Published in The History of Parliament: the House of Commons 1509-1558, ed. S.T. Bindoff, 1982
Available from Boydell and Brewer

Constituency

Dates

Family and Education

b. c.1527, 2nd or 3rd s. of John Clydesdale alias Hidden of Edington, Wilts. and Hidden.1

Offices Held

Biography

The ‘Georgius Eden, gentleman’ returned for Bedwyn to the last Marian Parliament could have been the George Eden (q.v.) who had sat for Knaresborough in the previous one, but his lack of any known connexion with the borough itself or with those likely to have had a nomination there casts doubt on the identification, especially as he had a namesake who was better placed in both respects. From 1550, when under his father’s will he received a lease of Little Hidden, this George Hidden or Eden was a man of substance near Hungerford on the Berkshire-Wiltshire border, where he already occupied some of his father’s property. His fortunes can be traced through various later references down to 1581 and he may have been the George Hidden buried at Lambourn, Berkshire, on 8 Feb. 1600.

Hidden was usually styled ‘yeoman’, a status which would tell against his identification with the ‘gentleman’ of the return (who is further called ‘armiger’ on a list of the Members of the Parliament of 1558) but for the evidence of his influential connexions.

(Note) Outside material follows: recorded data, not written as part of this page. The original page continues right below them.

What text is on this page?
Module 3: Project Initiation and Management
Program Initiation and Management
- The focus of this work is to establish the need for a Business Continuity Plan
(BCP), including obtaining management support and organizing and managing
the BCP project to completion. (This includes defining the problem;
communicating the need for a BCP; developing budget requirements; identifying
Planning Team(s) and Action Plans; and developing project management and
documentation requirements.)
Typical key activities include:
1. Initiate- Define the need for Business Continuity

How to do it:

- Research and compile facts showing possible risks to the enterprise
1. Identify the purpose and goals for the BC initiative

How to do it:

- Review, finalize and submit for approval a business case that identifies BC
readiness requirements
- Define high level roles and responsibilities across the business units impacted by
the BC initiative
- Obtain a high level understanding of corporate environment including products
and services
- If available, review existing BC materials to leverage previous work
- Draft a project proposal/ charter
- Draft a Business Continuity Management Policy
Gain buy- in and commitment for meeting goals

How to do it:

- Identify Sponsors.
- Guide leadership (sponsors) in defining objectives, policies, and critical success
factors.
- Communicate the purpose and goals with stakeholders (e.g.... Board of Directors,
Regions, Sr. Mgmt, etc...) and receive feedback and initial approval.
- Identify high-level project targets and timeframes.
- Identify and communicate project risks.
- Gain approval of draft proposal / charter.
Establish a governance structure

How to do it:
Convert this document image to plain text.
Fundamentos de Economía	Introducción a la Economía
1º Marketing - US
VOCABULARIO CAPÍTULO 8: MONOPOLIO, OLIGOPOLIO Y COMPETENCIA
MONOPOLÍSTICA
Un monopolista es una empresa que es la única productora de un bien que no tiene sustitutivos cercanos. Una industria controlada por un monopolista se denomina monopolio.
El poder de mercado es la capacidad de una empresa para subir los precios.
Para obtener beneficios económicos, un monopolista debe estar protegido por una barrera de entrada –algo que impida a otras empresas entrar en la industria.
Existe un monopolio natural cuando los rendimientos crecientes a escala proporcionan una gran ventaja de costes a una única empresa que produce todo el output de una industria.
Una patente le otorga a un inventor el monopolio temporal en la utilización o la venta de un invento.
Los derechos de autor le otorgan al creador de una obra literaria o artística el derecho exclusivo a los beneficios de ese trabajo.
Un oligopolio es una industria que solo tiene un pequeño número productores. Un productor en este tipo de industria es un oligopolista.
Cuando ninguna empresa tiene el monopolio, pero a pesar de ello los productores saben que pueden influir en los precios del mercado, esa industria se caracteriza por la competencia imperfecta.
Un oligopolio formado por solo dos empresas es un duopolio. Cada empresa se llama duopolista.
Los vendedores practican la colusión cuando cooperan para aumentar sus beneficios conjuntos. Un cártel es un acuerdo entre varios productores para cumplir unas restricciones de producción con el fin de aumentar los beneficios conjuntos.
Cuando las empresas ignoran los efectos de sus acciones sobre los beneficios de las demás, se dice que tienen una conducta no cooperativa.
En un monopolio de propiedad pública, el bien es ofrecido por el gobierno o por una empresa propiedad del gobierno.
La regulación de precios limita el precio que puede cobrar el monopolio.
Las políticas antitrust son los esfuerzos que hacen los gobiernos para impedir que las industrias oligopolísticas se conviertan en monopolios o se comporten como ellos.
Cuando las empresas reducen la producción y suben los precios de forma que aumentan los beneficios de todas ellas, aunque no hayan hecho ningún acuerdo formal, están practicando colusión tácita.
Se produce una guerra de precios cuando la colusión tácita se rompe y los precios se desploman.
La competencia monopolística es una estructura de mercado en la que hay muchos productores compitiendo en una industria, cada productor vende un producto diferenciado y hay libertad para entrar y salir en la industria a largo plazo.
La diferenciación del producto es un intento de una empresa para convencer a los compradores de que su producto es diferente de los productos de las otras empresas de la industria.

These he derived chiefly from his paternal grandmother Elizabeth Vaus or Vaux, who after the marriage (or conceivably the liaison) which had produced his father became the wife of William Clifford of Boscombe, Wiltshire, and the mother of Henry Clifford (q.v.). Hidden was still a boy when his uncle Clifford’s marriage to a daughter of Sir Anthony Hungerford gave him kinship with that prolific and powerful family; it may have been about the time of the marriage, or while it was in preparation, that Hungerford became godfather to Hidden’s younger brother Anthony. The Clifford-Hungerford connexion seems to have remained a friendly one until the close of Mary’s reign, when Anthony Hidden sued his uncle and his godfather for their alleged retention of a leasehold which had become due to him under his father’s will on his reaching the age of 23. John Clydesdale alias Hidden had named Clifford and Richard Brydges executors, and it may have been Brydges’s death in July 1558 which provoked the suit. The dispute was still unresolved in the spring of 1560, when George Hidden was one of those who attended a meeting at the Bear inn at Hungerford which sought to settle it. If it was he who was returned to the Parliament of 1558, his election would have taken place in the lifetime of both Brydges, himself returned for Ludgershall, and Sir Anthony Hungerford, and it would have made him one of the four, or perhaps, five of Hungerford’s kinsmen to sit for Bedwyn between March 1553 and 1559; at the time of the election Hungerford had recently been succeeded as sheriff by his distant cousin Sir Walter Hungerford.2

Ref Volumes: 1509-1558

Author: S. T. Bindoff

Notes

  • 1. Aged ‘46 years or thereabouts’ in 1573, DL4/15/16. PCC 14 Coode. This biography rests on information from Mr. N. F. and Dr. N. J. Hidden.
  • 2. Wm. Salt Lib. SMS 264; Hoare, Wilts. Amesbury, 115; Vis. Hants (Harl. Soc. lxiv), 18-19; Req. 2/24/18; C3/82/14; 24/51, pt. 2; 78/21; 193/32/2.